Nigeria, a major U.S. supplier whose production is running 10 percent below 2006 levels, taxes foreign oil companies profits at 98 percent, Mr. Hutchinson noted.
One bright spot on the horizon is Brazil, he said, which recently discovered a major offshore oil field with the help of Western oil majors. But much more will be needed in a world that consumes 86 million barrels of oil a day, he said.
“Large new oil discoveries are required to stop oil prices spiraling towards infinity,” Mr. Hutchinson said, and that will only come when the most promising oil fields are opened up to international development once again.
The rapid decline in oil production in Europe and North America increases the power of OPEC nation such as Saudi Arabia, Iraq and Iran, which supply 45 percent of the world’s oil but have the capacity to produce more as they own three-quarters of the world’s oil reserves, said Ioannis Michaletos, analyst with the World Security Network Foundation.
“With the present consumption rates, the oil era will end in less than 40 years,” he said. The oil-rich states “will be the ones dictating the rules of the game during the last annum of the oil period.”

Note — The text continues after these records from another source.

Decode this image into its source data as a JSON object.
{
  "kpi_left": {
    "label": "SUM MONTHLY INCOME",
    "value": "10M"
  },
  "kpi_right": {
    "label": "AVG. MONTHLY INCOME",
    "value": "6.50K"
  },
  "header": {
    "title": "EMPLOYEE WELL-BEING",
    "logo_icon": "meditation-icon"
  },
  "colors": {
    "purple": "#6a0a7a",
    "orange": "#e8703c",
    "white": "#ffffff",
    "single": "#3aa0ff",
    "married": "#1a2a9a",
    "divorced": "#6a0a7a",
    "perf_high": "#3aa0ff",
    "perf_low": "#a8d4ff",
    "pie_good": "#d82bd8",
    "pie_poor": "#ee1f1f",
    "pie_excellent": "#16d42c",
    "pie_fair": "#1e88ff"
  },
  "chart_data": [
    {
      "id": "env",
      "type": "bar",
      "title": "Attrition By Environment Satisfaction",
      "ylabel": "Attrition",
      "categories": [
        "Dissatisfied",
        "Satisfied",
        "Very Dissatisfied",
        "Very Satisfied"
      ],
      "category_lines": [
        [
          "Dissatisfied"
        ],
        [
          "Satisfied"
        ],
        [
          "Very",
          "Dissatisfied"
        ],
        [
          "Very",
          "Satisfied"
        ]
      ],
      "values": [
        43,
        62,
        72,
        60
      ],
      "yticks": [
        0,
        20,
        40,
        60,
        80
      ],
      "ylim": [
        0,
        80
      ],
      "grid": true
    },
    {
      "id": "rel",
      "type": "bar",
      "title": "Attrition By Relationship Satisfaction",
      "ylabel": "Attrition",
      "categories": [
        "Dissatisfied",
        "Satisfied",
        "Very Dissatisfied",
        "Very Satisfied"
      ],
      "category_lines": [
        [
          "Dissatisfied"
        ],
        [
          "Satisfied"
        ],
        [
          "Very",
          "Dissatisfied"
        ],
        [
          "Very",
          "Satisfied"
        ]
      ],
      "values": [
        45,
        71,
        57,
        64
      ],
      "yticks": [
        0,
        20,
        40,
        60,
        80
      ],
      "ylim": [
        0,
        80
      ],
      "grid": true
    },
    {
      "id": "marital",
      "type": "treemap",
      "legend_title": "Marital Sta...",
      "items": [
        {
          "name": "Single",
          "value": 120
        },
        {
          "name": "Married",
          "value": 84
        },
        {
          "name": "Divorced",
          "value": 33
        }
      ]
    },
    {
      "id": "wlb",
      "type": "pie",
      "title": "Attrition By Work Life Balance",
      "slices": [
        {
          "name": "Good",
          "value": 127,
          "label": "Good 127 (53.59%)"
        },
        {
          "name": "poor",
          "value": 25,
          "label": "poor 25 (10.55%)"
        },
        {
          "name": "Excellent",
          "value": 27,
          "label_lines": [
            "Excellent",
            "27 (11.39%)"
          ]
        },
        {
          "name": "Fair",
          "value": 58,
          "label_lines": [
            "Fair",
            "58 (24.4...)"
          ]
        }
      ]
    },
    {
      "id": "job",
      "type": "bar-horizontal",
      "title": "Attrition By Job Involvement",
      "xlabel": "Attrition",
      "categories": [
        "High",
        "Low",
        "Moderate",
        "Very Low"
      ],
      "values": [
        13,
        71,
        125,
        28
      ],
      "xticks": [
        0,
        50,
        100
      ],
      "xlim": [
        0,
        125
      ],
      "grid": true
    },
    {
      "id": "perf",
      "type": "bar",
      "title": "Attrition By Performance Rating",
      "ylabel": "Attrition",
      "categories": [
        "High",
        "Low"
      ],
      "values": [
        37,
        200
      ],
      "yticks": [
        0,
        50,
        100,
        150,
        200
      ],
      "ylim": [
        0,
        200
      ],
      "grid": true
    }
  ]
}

While long-term prospects are for oil prices to stay high, some analysts expect a setback in oil and gas prices in the short term as a result of recession and falling demand in the United States, which may spread weakness to the rest of the world. But they say that any fall in prices is likely to be only temporary.
“By the second half, we expect weakening economic growth [in developed countries] to limit oil demand in those markets, allowing oil prices to slip back,” said Robert Ward, analyst at the Economist Intelligence Unit. But the “ever-present threat” of supply disruptions in the Middle East, Africa and Latin America will tend to keep oil prices high.
Mr. Ward said the flow of speculative money into the oil market can cut two ways. Much of the money pouring into the market since the end of last year has been from investors fleeing the turmoil in global stock and bond markets.
But continued declines in those markets may also force financial institutions to sell off some of their oil holdings to cover their losses elsewhere, pushing oil prices down at some point, he said.
One factor behind rising oil prices is falling supplies. Here is a look at production decline rates among key non-OPEC producers:
Great Britain 21.5
U.S. offshore 19
Non-OPEC average 8.2
Middle East* 8
Other Asia 7
U.S. onshore 6
Latin America 5
Former Soviet Union 3
Graphic shows the rate of decline in oil production in non-OPEC producers from 2001 through 2007.
* Middle Eastern oil producers such as Bahrain and Oman are not in OPEC.